Among those opposed to stripping Florida prosecutors of their power to “direct file” is Miami-Dade State Attorney Katherine Fernandez Rundle, who went to Tallahassee this week to speak against a measure she calls “dangerous,” a sentiment she expands upon in today’s Other Views page. “Regulation that limits our ability to address dangerous juvenile offenders creates a situation where prosecutors’ hands are tied as we try to intervene and keep the community safe,” Ms. Fernandez Rundle told the Board.
She is to be commended for how she has handled juvenile offenders in Miami-Dade, where currently only about 1 percent — those charged with murder, manslaughter, armed robbery or sexual assault — go directly to adult court. Ms. Fernandez Rundle also has created groundbreaking diversion initiatives for at-risk kids.

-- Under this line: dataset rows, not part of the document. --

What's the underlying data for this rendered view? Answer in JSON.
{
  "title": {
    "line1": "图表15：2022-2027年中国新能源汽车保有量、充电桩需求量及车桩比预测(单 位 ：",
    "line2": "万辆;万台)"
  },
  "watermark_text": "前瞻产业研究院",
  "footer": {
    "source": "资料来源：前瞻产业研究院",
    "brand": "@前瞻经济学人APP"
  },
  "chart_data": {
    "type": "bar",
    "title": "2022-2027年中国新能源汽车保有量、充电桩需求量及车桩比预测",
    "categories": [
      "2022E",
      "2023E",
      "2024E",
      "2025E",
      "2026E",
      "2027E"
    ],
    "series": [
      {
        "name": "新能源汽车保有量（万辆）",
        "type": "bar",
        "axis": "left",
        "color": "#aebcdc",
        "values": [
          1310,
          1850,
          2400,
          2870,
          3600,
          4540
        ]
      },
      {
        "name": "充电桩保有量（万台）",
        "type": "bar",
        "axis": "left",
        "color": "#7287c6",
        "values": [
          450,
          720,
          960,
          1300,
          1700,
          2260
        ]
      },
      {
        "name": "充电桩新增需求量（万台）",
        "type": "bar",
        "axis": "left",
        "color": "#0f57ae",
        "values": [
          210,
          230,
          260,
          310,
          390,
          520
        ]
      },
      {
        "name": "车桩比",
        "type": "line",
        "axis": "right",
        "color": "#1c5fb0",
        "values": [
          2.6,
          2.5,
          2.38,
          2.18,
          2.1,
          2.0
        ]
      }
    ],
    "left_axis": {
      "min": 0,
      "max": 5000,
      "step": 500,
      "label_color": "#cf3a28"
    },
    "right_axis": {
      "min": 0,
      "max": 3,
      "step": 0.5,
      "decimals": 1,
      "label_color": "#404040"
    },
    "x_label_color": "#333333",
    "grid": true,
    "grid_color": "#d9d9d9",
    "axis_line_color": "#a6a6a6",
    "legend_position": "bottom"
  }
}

But that’s not the case in other parts of Florida where state attorneys have used direct-file powers to pressure juveniles into accepting deals in adult court.
Direct-filing power emerged in response to the horrific murders of tourists in Miami-Dade in 1993, when nine died at the hands of young armed hoodlums. The crimes attracted national and international headlines and threatened our multimillion-dollar tourism industry. Lawmakers gave direct-filing a big thumbs-up.
But there has been a significant decrease in juvenile crime, now at its lowest in 60 years. And there is more data tracking the negative effects of jail time on low-level young offenders who made a bad decision at one time, preventing men and women who want to get on the right path from getting scholarships or jobs or some professional licenses.
Last year, there were 4,921 youths arrested in Miami-Dade. The majority, 98 percent, remained in juvenile court. But not all prosecutors have Ms. Fernandez Rundle’s commitment to not “helping create more criminals.”
Too many juveniles in Florida are being unfairly punished for past sins and deserve a fairer shake at the hands of the law.